É preciso destacar que a vida encontra sua plenitude em Deus, seu criador, que não compactua com a maldade, como nas palavras do salmista: "Como é feliz aquele que não segue o conselho dos ímpios, não imita a conduta dos pecadores, nem se assenta na roda dos zombadores! Ao contrário, sua satisfação está na lei do Senhor, e nessa lei medita dia e noite" (Salmos 1:1-2). Neste sentido, a limitação da impiedade se coloca como quarto princípio divino para  olhar com bondade e viver com justiça.

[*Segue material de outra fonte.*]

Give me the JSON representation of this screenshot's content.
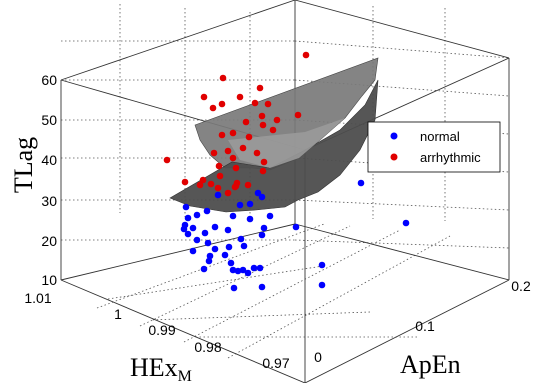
{
  "chart_data": {
    "type": "scatter",
    "dimensions": "3d",
    "zlabel": "TLag",
    "xlabel": "HEx",
    "xlabel_sub": "M",
    "ylabel": "ApEn",
    "z_ticks": [
      "10",
      "20",
      "30",
      "40",
      "50",
      "60"
    ],
    "x_ticks": [
      "1.01",
      "1",
      "0.99",
      "0.98",
      "0.97"
    ],
    "y_ticks": [
      "0",
      "0.1",
      "0.2"
    ],
    "legend_position": "right",
    "grid": true,
    "surface": "fitted separating surface",
    "series": [
      {
        "name": "normal",
        "color": "#0000ff",
        "points": [
          {
            "px": [
              258,
              193
            ]
          },
          {
            "px": [
              218,
              195
            ]
          },
          {
            "px": [
              262,
              197
            ]
          },
          {
            "px": [
              240,
              205
            ]
          },
          {
            "px": [
              250,
              204
            ]
          },
          {
            "px": [
              186,
              207
            ]
          },
          {
            "px": [
              207,
              211
            ]
          },
          {
            "px": [
              197,
              215
            ]
          },
          {
            "px": [
              233,
              216
            ]
          },
          {
            "px": [
              188,
              218
            ]
          },
          {
            "px": [
              250,
              219
            ]
          },
          {
            "px": [
              270,
              216
            ]
          },
          {
            "px": [
              185,
              225
            ]
          },
          {
            "px": [
              193,
              228
            ]
          },
          {
            "px": [
              215,
              227
            ]
          },
          {
            "px": [
              184,
              229
            ]
          },
          {
            "px": [
              228,
              230
            ]
          },
          {
            "px": [
              264,
              228
            ]
          },
          {
            "px": [
              188,
              234
            ]
          },
          {
            "px": [
              262,
              235
            ]
          },
          {
            "px": [
              205,
              233
            ]
          },
          {
            "px": [
              197,
              240
            ]
          },
          {
            "px": [
              241,
              239
            ]
          },
          {
            "px": [
              208,
              243
            ]
          },
          {
            "px": [
              229,
              247
            ]
          },
          {
            "px": [
              244,
              246
            ]
          },
          {
            "px": [
              215,
              249
            ]
          },
          {
            "px": [
              193,
              251
            ]
          },
          {
            "px": [
              210,
              256
            ]
          },
          {
            "px": [
              225,
              255
            ]
          },
          {
            "px": [
              209,
              261
            ]
          },
          {
            "px": [
              231,
              263
            ]
          },
          {
            "px": [
              233,
              270
            ]
          },
          {
            "px": [
              260,
              268
            ]
          },
          {
            "px": [
              254,
              268
            ]
          },
          {
            "px": [
              243,
              270
            ]
          },
          {
            "px": [
              238,
              271
            ]
          },
          {
            "px": [
              248,
              273
            ]
          },
          {
            "px": [
              204,
              269
            ]
          },
          {
            "px": [
              262,
              287
            ]
          },
          {
            "px": [
              234,
              288
            ]
          },
          {
            "px": [
              296,
              227
            ]
          },
          {
            "px": [
              322,
              265
            ]
          },
          {
            "px": [
              322,
              285
            ]
          },
          {
            "px": [
              361,
              183
            ]
          },
          {
            "px": [
              406,
              223
            ]
          }
        ]
      },
      {
        "name": "arrhythmic",
        "color": "#e00000",
        "points": [
          {
            "px": [
              306,
              55
            ]
          },
          {
            "px": [
              260,
              88
            ]
          },
          {
            "px": [
              223,
              78
            ]
          },
          {
            "px": [
              204,
              97
            ]
          },
          {
            "px": [
              222,
              104
            ]
          },
          {
            "px": [
              240,
              97
            ]
          },
          {
            "px": [
              213,
              108
            ]
          },
          {
            "px": [
              268,
              104
            ]
          },
          {
            "px": [
              255,
              103
            ]
          },
          {
            "px": [
              298,
              115
            ]
          },
          {
            "px": [
              262,
              116
            ]
          },
          {
            "px": [
              273,
              130
            ]
          },
          {
            "px": [
              263,
              125
            ]
          },
          {
            "px": [
              277,
              120
            ]
          },
          {
            "px": [
              246,
              122
            ]
          },
          {
            "px": [
              222,
              135
            ]
          },
          {
            "px": [
              243,
              148
            ]
          },
          {
            "px": [
              228,
              151
            ]
          },
          {
            "px": [
              233,
              158
            ]
          },
          {
            "px": [
              257,
              153
            ]
          },
          {
            "px": [
              214,
              153
            ]
          },
          {
            "px": [
              236,
              168
            ]
          },
          {
            "px": [
              219,
              166
            ]
          },
          {
            "px": [
              249,
              137
            ]
          },
          {
            "px": [
              167,
              160
            ]
          },
          {
            "px": [
              264,
              162
            ]
          },
          {
            "px": [
              220,
              176
            ]
          },
          {
            "px": [
              211,
              184
            ]
          },
          {
            "px": [
              200,
              185
            ]
          },
          {
            "px": [
              218,
              188
            ]
          },
          {
            "px": [
              236,
              186
            ]
          },
          {
            "px": [
              237,
              183
            ]
          },
          {
            "px": [
              228,
              193
            ]
          },
          {
            "px": [
              235,
              187
            ]
          },
          {
            "px": [
              248,
              185
            ]
          },
          {
            "px": [
              203,
              180
            ]
          },
          {
            "px": [
              185,
              182
            ]
          },
          {
            "px": [
              263,
              171
            ]
          },
          {
            "px": [
              233,
              133
            ]
          }
        ]
      }
    ]
  }
}
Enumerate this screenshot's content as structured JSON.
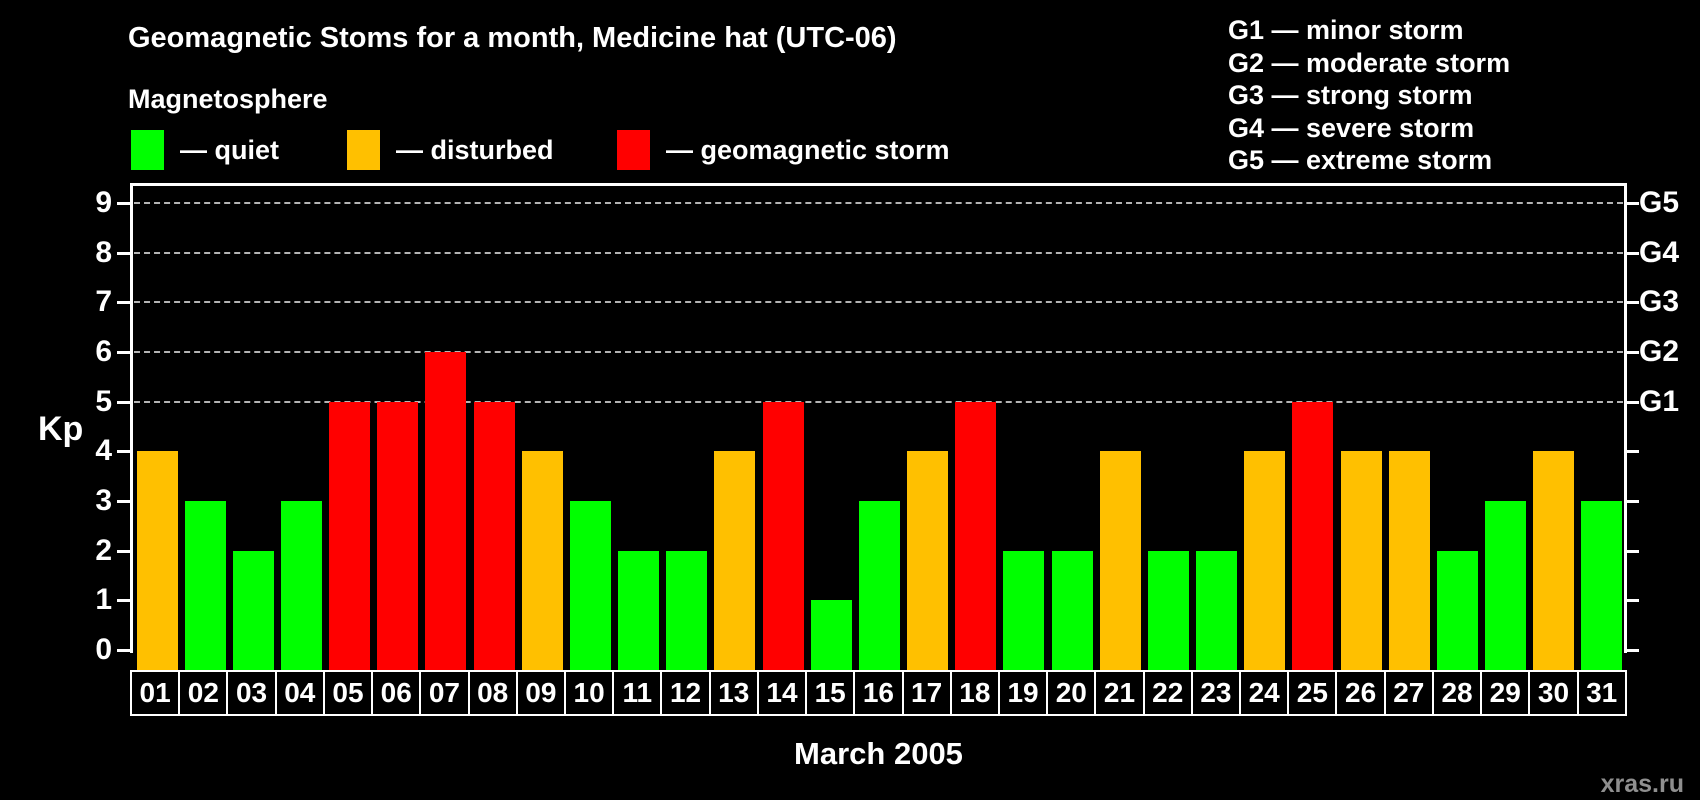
{
  "title": "Geomagnetic Stoms for a month, Medicine hat (UTC-06)",
  "legend": {
    "heading": "Magnetosphere",
    "items": [
      {
        "status": "quiet",
        "label": "— quiet",
        "color": "#00ff00"
      },
      {
        "status": "disturbed",
        "label": "— disturbed",
        "color": "#ffc000"
      },
      {
        "status": "storm",
        "label": "— geomagnetic storm",
        "color": "#ff0000"
      }
    ]
  },
  "g_scale_legend": [
    "G1 — minor storm",
    "G2 — moderate storm",
    "G3 — strong storm",
    "G4 — severe storm",
    "G5 — extreme storm"
  ],
  "axes": {
    "y_left_label": "Kp",
    "y_ticks": [
      "0",
      "1",
      "2",
      "3",
      "4",
      "5",
      "6",
      "7",
      "8",
      "9"
    ],
    "y_right_labels": [
      {
        "kp": 5,
        "label": "G1"
      },
      {
        "kp": 6,
        "label": "G2"
      },
      {
        "kp": 7,
        "label": "G3"
      },
      {
        "kp": 8,
        "label": "G4"
      },
      {
        "kp": 9,
        "label": "G5"
      }
    ],
    "x_label": "March 2005"
  },
  "watermark": "xras.ru",
  "chart_data": {
    "type": "bar",
    "title": "Geomagnetic Stoms for a month, Medicine hat (UTC-06)",
    "xlabel": "March 2005",
    "ylabel": "Kp",
    "ylim": [
      0,
      9.4
    ],
    "grid_kp_levels": [
      5,
      6,
      7,
      8,
      9
    ],
    "legend_position": "top",
    "color_rule": "Kp<=3 quiet(green), Kp=4 disturbed(orange), Kp>=5 storm(red)",
    "categories": [
      "01",
      "02",
      "03",
      "04",
      "05",
      "06",
      "07",
      "08",
      "09",
      "10",
      "11",
      "12",
      "13",
      "14",
      "15",
      "16",
      "17",
      "18",
      "19",
      "20",
      "21",
      "22",
      "23",
      "24",
      "25",
      "26",
      "27",
      "28",
      "29",
      "30",
      "31"
    ],
    "values": [
      4,
      3,
      2,
      3,
      5,
      5,
      6,
      5,
      4,
      3,
      2,
      2,
      4,
      5,
      1,
      3,
      4,
      5,
      2,
      2,
      4,
      2,
      2,
      4,
      5,
      4,
      4,
      2,
      3,
      4,
      3
    ],
    "statuses": [
      "disturbed",
      "quiet",
      "quiet",
      "quiet",
      "storm",
      "storm",
      "storm",
      "storm",
      "disturbed",
      "quiet",
      "quiet",
      "quiet",
      "disturbed",
      "storm",
      "quiet",
      "quiet",
      "disturbed",
      "storm",
      "quiet",
      "quiet",
      "disturbed",
      "quiet",
      "quiet",
      "disturbed",
      "storm",
      "disturbed",
      "disturbed",
      "quiet",
      "quiet",
      "disturbed",
      "quiet"
    ]
  }
}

Outro princípio encontra-se na necessária proteção aos humildes. Atualmente, o princípio da hipossuficiência é garantido em lei em alguns casos, e jurisdicionalmente reconhecido nos tribunais. Por isso, aqui se coloca como o quinto princípio de modo a olhar com bondade e viver com justiça, a exemplo do que alerta o salmista: "Até quando vocês vão absolver os culpados e favorecer os ímpios? Garantam justiça para os fracos e para os órfãos; mantenham os direitos dos necessitados e dos oprimidos. Livrem os fracos e os pobres; libertem-nos das mãos dos ímpios" (Salmos 82:1-3). 
Por fim, Paulo aponta o sexto e último princípio aqui examinado, ao orientar que sejamos revestidos de amor para aperfeiçoar os vínculos, nomeando a paz de Cristo como o juiz nos corações (Colossenses 3:14-15). Isto quer dizer que ao estabelecer as relações  no amor oferecido por Jesus, haverá paz nas decisões, escolhas e julgamentos, conforme aponta Paulo: "E também faço esta oração: que o vosso amor aumente mais e mais em pleno conhecimento e toda a percepção, para aprovardes as coisas excelentes e serdes sinceros e inculpáveis para o Dia de Cristo, cheios do fruto de justiça, o qual é mediante Jesus Cristo, para a glória e louvor de Deus" (Filipenses 1:9-11).
Concluindo, enfatizamos que julgar é necessário, mesmo implicando em muitos dilemas, desafios e desgastes. Os princípios divinos aqui apontados não são os únicos e, portanto,  outros critérios bíblicos podem ajudar neste difícil processo, afinal, como orienta o sábio Salomão: "O que começa o pleito parece justo, até que vem o outro e o examina" (Provérbios 18:17).